Корова стоит по колено в болоте и жует, плоско двигая челюстью. Заснул, проснулся – редколесье, болото, корова жует по колено. Проснулся на вторые сутки – болото, корова.
И это было уже не простор – кошмар.
И другое – арка Чаренца в Армении.
Отрог подступил к дороге, подвинул ее плечом вправо, дорога подалась в сторону, легко уступая, но тут и справа появилось кряжистое плечо и подтолкнуло дорогу влево, дорога стиснулась, сжалась, застряла, увязла в отрогах – горизонт исчез. И вдруг вырвалась, вздохнула – справа раздался внезапный свет, будто провалилась гора, на миг что-то проголубело, просквозило вдали, и маленькая горка досадно снова все заслонила. Впрочем, она бы еще не все заслонила, что-то еще могло синеть за ней краешком, если бы не странное сооружение на вершине, скрывшее остаток вида. Оно выглядело довольно неуклюже и неуместно. «Сейчас мы это проскочим», – успел подумать я, почему-то рассердившись на это препятствие взгляду. Но мы круто свернули с шоссе и со скрежетом въехали на горку. Арка на вершине приближалась и наконец заслонила собой всё. Мы вышли.
Я недоуменно взглянул на друзей: зачем стали? Чем замечательно это слоноватое строение?
– Арка Чаренца, – сказали мне и молча пропустили вперед.
Я почувствовал какой-то сговор, от меня чего-то ждали, какого-то проявления. Ровным счетом ничего замечательного при всем желании не обидеть друзей я в этой арке не обнаружил. Меня подтолкнули в спину, даже как-то жестко. Недоумевая и чуть упираясь, я прошел под арку и охнул.
Боже, какой отворился простор! Он вспыхнул. Что-то поднялось во мне и не опустилось. Что-то выпорхнуло из меня и не вернулось.
Это был первый чертеж Творения. Линий было немного – линия, линия, еще линия. Штрихов уже не было. Линия проводилась уверенно и навсегда. Исправлений быть не могло. Просто другой линии быть не могло. Это была единственная, и она именно и была проведена. Все остальное, кажется мне, Бог творил то ли усталой, то ли изощренной, то ли пресыщенной рукой. Кудрявая природа России – Господне барокко.
«Это – мир», – мог бы сказать я, если бы мог.
Пыльно-зеленые волны тверди уходили вниз из-под ног моих и вызывали головокружение. Это не было головокружение страха, боязни высоты, это было головокружение полета.

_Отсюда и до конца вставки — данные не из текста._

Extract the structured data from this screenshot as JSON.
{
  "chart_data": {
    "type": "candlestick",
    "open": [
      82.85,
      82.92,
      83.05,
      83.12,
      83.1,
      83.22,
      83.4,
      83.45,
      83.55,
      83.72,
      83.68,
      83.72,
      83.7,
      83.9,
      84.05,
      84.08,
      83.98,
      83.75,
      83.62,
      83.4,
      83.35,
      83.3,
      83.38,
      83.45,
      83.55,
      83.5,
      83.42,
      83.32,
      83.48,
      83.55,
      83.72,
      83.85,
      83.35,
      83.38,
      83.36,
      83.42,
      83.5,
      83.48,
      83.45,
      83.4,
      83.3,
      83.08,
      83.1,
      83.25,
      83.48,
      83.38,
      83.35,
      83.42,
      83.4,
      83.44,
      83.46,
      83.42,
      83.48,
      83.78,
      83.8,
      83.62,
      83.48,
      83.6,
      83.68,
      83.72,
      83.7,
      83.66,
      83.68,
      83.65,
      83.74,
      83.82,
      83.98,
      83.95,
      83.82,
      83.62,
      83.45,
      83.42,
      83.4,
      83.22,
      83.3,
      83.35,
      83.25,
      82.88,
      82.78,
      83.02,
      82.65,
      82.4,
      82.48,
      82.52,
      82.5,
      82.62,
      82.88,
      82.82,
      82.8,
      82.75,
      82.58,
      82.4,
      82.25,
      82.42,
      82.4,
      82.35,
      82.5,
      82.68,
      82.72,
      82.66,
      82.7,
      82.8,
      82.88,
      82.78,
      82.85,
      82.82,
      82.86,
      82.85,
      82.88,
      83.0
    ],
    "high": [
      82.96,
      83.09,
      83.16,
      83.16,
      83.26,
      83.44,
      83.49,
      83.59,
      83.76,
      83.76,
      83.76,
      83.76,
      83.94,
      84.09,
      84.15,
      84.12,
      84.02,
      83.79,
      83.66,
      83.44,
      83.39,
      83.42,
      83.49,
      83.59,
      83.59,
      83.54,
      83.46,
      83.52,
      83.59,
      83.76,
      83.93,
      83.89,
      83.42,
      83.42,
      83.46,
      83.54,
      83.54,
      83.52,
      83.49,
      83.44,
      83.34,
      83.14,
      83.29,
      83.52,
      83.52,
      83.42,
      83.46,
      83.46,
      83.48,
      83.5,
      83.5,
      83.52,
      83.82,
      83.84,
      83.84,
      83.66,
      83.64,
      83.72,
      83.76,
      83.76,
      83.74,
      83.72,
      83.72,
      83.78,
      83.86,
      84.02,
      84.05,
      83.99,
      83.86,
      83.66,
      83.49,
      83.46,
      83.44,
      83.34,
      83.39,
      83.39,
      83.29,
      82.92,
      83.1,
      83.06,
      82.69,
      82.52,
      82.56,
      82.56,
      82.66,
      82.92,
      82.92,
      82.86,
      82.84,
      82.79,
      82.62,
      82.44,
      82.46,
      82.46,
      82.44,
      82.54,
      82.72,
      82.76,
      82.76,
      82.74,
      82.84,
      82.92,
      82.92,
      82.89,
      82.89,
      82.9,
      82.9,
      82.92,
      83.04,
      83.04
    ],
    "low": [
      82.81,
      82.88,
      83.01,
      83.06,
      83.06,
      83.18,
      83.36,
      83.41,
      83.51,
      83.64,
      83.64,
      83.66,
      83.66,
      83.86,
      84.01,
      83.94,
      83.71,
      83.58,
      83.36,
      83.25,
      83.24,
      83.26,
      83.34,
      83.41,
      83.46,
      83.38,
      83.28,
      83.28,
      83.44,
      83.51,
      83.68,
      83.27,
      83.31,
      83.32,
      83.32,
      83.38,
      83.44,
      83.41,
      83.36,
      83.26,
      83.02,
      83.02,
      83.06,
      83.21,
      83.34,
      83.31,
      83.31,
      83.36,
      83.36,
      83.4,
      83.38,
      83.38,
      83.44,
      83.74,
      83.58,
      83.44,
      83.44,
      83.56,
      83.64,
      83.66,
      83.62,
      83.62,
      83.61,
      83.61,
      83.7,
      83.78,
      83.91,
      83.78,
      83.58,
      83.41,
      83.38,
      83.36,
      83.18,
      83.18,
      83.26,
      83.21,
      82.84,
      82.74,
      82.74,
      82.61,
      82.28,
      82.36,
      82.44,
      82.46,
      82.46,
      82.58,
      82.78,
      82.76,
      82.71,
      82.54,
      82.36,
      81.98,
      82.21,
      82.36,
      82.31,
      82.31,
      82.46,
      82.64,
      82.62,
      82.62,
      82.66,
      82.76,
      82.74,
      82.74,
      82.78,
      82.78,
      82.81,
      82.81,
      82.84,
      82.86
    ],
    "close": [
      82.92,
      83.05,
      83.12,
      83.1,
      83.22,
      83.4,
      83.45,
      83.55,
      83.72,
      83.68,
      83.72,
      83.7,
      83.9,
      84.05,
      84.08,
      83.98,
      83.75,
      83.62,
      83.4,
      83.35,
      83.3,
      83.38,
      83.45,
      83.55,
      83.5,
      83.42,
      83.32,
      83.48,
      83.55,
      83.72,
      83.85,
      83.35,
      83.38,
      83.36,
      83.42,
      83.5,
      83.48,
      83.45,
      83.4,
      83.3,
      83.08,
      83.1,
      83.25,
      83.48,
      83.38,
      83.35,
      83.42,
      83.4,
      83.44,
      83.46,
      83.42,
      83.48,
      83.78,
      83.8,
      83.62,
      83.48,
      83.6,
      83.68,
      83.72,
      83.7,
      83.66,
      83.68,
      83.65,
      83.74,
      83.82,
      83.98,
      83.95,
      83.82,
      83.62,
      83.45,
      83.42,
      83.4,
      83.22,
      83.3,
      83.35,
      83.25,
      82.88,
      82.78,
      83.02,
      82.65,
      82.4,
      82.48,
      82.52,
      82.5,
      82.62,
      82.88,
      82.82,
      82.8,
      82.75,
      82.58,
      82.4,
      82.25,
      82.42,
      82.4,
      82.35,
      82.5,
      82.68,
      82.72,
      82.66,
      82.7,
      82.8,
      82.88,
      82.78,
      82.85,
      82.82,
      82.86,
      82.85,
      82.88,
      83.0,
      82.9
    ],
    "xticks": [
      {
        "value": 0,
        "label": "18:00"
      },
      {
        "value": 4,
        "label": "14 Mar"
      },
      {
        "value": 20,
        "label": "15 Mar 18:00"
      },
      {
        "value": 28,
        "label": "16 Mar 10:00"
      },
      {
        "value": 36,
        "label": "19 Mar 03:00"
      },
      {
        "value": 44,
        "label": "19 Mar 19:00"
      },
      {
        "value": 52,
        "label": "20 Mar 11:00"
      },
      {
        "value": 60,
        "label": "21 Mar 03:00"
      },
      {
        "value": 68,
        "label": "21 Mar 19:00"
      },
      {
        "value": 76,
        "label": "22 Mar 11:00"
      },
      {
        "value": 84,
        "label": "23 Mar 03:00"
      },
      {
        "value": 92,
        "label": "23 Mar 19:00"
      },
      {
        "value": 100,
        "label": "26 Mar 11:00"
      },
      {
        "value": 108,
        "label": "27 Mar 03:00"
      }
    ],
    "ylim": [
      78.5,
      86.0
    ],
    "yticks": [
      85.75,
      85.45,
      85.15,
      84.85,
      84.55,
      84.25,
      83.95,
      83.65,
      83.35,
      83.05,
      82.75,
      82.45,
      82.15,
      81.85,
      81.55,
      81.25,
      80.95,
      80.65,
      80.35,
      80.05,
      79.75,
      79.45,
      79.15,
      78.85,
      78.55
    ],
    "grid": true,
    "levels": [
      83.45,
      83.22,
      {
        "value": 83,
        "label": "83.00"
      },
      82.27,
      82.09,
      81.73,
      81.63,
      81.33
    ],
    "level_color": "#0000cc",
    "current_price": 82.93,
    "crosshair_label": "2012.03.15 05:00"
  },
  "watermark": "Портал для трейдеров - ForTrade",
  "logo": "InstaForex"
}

В этих спадающих валах была поступь великая и величественная. Они спадали и голубели вдали, таяли в дымке простора, и там, далеко, уже синие, так же совершенно восходили, обозначая край земли и начало неба. Какое-то темное поднятие было справа, какое-то сизое пропадание слева, и я вдруг почувствовал, что стою с приподнятым правым плечом, как бы повторяя наклон плеча невидимых весов, одна чаша которых была подо мною. «Это музыка сфер», – мог бы вспомнить я, если бы мог. Передо мной был неведомый эффект пространства, полной потери масштаба, непонятной близости и малости – и бесконечности. И моего собственного размера не существовало. Я мог, казалось, трогать рукой и гладить эти близкие маленькие холмы и мог стоять и поворачивать эту чашу в своих руках и чувствовать, как естественно и возможно вылепить этот мир в один день на гончарном круге. («Что такое мастер? – сказал мне однажды друг. – Творение должно быть выше его рук. Он возьмет в руки глину – и она выпорхнет из рук его…»)
…И вдруг эта близость пропадала – и мир подо мной становился столь бесконечен, глубок и необъятен, что я исчезал над ним и во мне рождалось ощущение полета, парения над его бескрайними просторами. «Горний ангелов полет…»
– Видишь Масис? Масис видишь? – Я вздрогнул. Что тут можно было увидеть еще? Друг протягивал руку к краю земли. – Вон, видишь? Чуть темнеет. Вот слева маленькая вершинка, она лучше видна. А справа уже большая. – Друзья наперебой чертили в воздухе контур. – Видишь? Он то пропадает, то опять виден.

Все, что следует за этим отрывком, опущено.